Home Secretary Priti Patel and Business Secretary Kwasi Kwarteng are believed to have been the senior ministers most opposed to relaxing immigration rules.
Ministers have urged businesses to recruit more British workers and have put in place measures designed to speed up the rate at which people can take lorry driver tests, in order to make up the shortfall. The Road Haulage Association estimates the country is short of around 100,000 drivers.
However, the government has come under growing pressure to change its mind in recent weeks as the lorry driver shortage has wreacked havoc across a wide range of industries.
It has led to delays in products reaching supermarket shelves and household names like McDonald’s, Greggs, and Ikea running out of certain items. The Food & Drink Federation’s Ian Wright last week said one in five orders made by hospitality businesses were simply not arriving.
The crisis took an even more serious turn on Thursday when some of the UK’s largest fuel providers said they had been forced to close a small number of petrol stations due to fuel not reaching them. BP said a “handful” of its petrol stations had been forced to shut because of a lack of access to fuel, while Esso and Tesco also reported problems with supply.
Footage posted on social media today showed long queues of cars at petrol stations, despite people being urged by the government not to panic buy.
A multitude of trade groups have spent the last few weeks urging ministers to make it easier to hire lorry drivers and other workers from the continent by adding them to the Shortage Occupation List.
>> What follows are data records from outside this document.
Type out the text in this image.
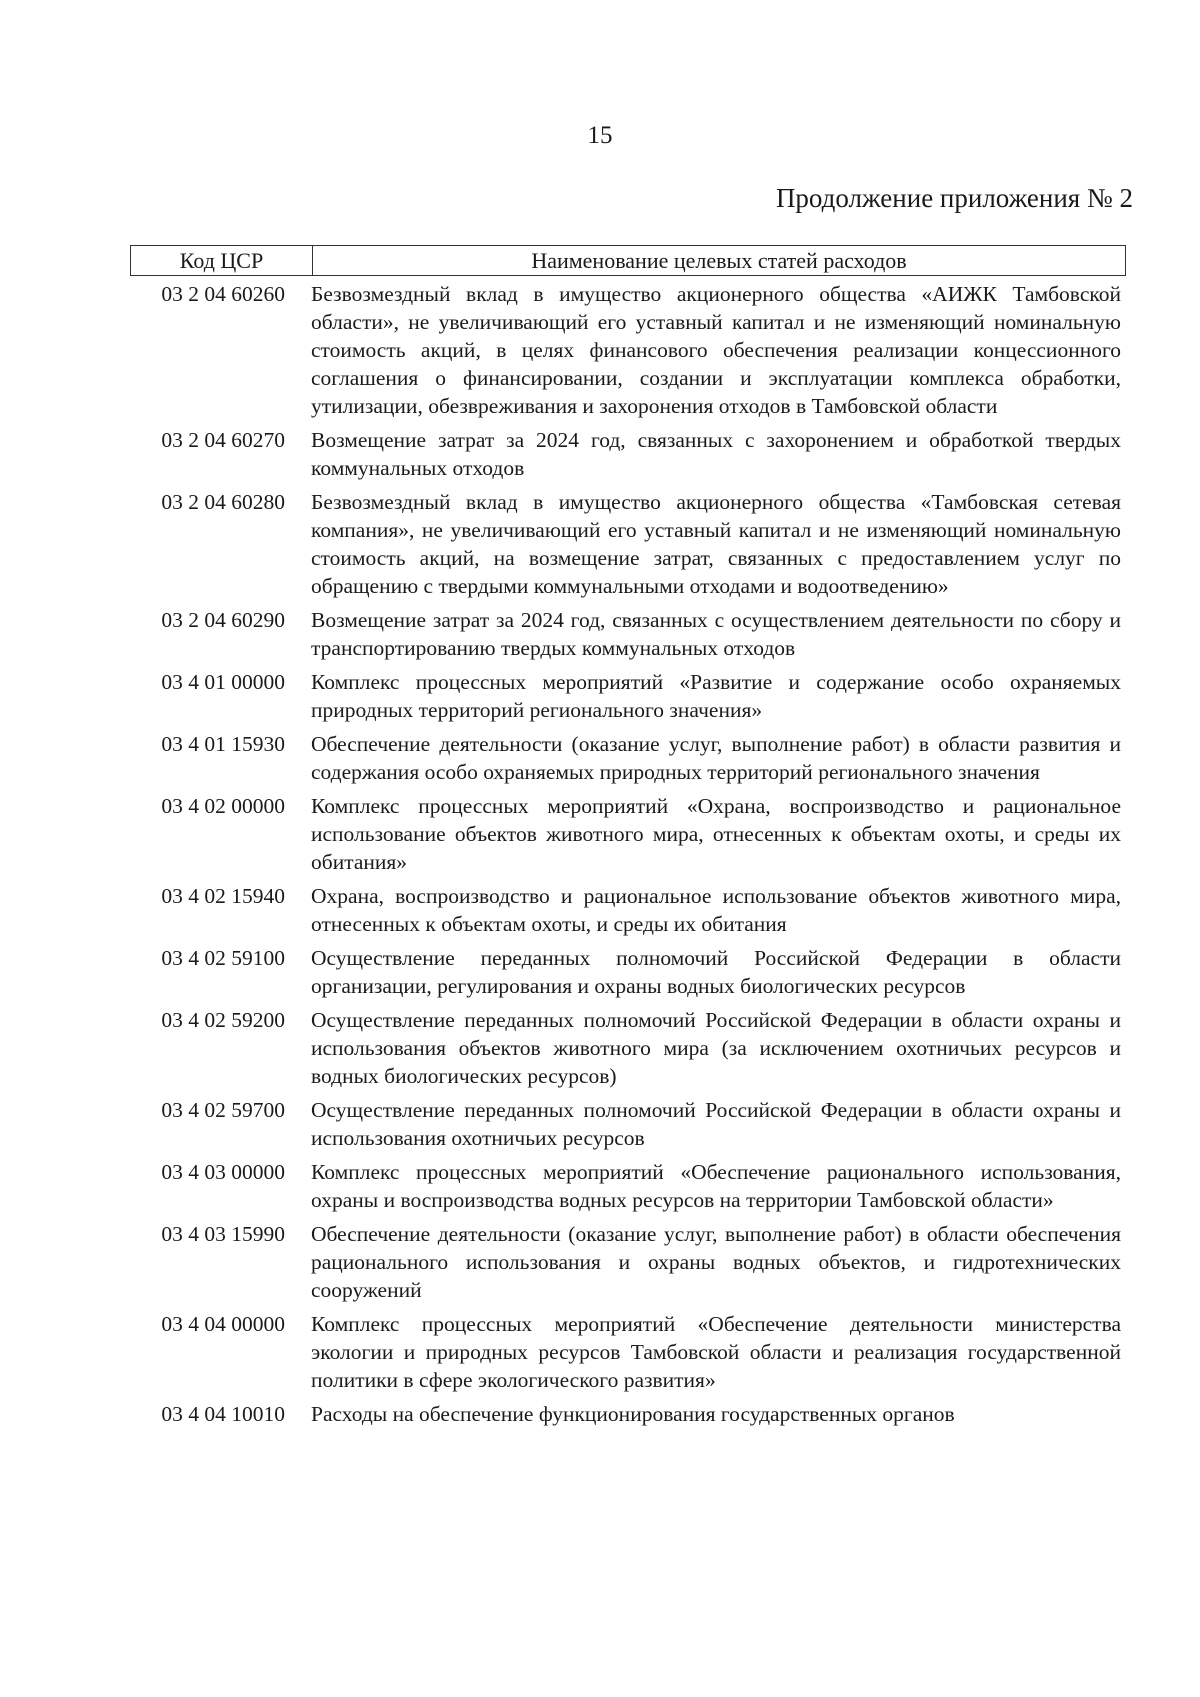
15
Продолжение приложения № 2
Код ЦСР	Наименование целевых статей расходов
03 2 04 60260	Безвозмездный вклад в имущество акционерного общества «АИЖК Тамбовской области», не увеличивающий его уставный капитал и не изменяющий номинальную стоимость акций, в целях финансового обеспечения реализации концессионного соглашения о финансировании, создании и эксплуатации комплекса обработки, утилизации, обезвреживания и захоронения отходов в Тамбовской области
03 2 04 60270	Возмещение затрат за 2024 год, связанных с захоронением и обработкой твердых коммунальных отходов
03 2 04 60280	Безвозмездный вклад в имущество акционерного общества «Тамбовская сетевая компания», не увеличивающий его уставный капитал и не изменяющий номинальную стоимость акций, на возмещение затрат, связанных с предоставлением услуг по обращению с твердыми коммунальными отходами и водоотведению»
03 2 04 60290	Возмещение затрат за 2024 год, связанных с осуществлением деятельности по сбору и транспортированию твердых коммунальных отходов
03 4 01 00000	Комплекс процессных мероприятий «Развитие и содержание особо охраняемых природных территорий регионального значения»
03 4 01 15930	Обеспечение деятельности (оказание услуг, выполнение работ) в области развития и содержания особо охраняемых природных территорий регионального значения
03 4 02 00000	Комплекс процессных мероприятий «Охрана, воспроизводство и рациональное использование объектов животного мира, отнесенных к объектам охоты, и среды их обитания»
03 4 02 15940	Охрана, воспроизводство и рациональное использование объектов животного мира, отнесенных к объектам охоты, и среды их обитания
03 4 02 59100	Осуществление переданных полномочий Российской Федерации в области организации, регулирования и охраны водных биологических ресурсов
03 4 02 59200	Осуществление переданных полномочий Российской Федерации в области охраны и использования объектов животного мира (за исключением охотничьих ресурсов и водных биологических ресурсов)
03 4 02 59700	Осуществление переданных полномочий Российской Федерации в области охраны и использования охотничьих ресурсов
03 4 03 00000	Комплекс процессных мероприятий «Обеспечение рационального использования, охраны и воспроизводства водных ресурсов на территории Тамбовской области»
03 4 03 15990	Обеспечение деятельности (оказание услуг, выполнение работ) в области обеспечения рационального использования и охраны водных объектов, и гидротехнических сооружений
03 4 04 00000	Комплекс процессных мероприятий «Обеспечение деятельности министерства экологии и природных ресурсов Тамбовской области и реализация государственной политики в сфере экологического развития»
03 4 04 10010	Расходы на обеспечение функционирования государственных органов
14,000 EU drivers are estimated to have left the UK in the year to June 2020, according to recent Logistics UK analysis of Office for National Statistics data, and the government’s post-Brexit immigration system has made it much harder for them to come back and rejoin the profession.
Logistics UK estimates just 600 of those drivers have returned to the country.
The Confederation of British Industry (CBI) earlier this month warned that labour shortages could last another two years without urgent action, with the body’s director-general Tony Danker warning: “Standing firm and waiting for shortages to solve themselves is not the way to run an economy.”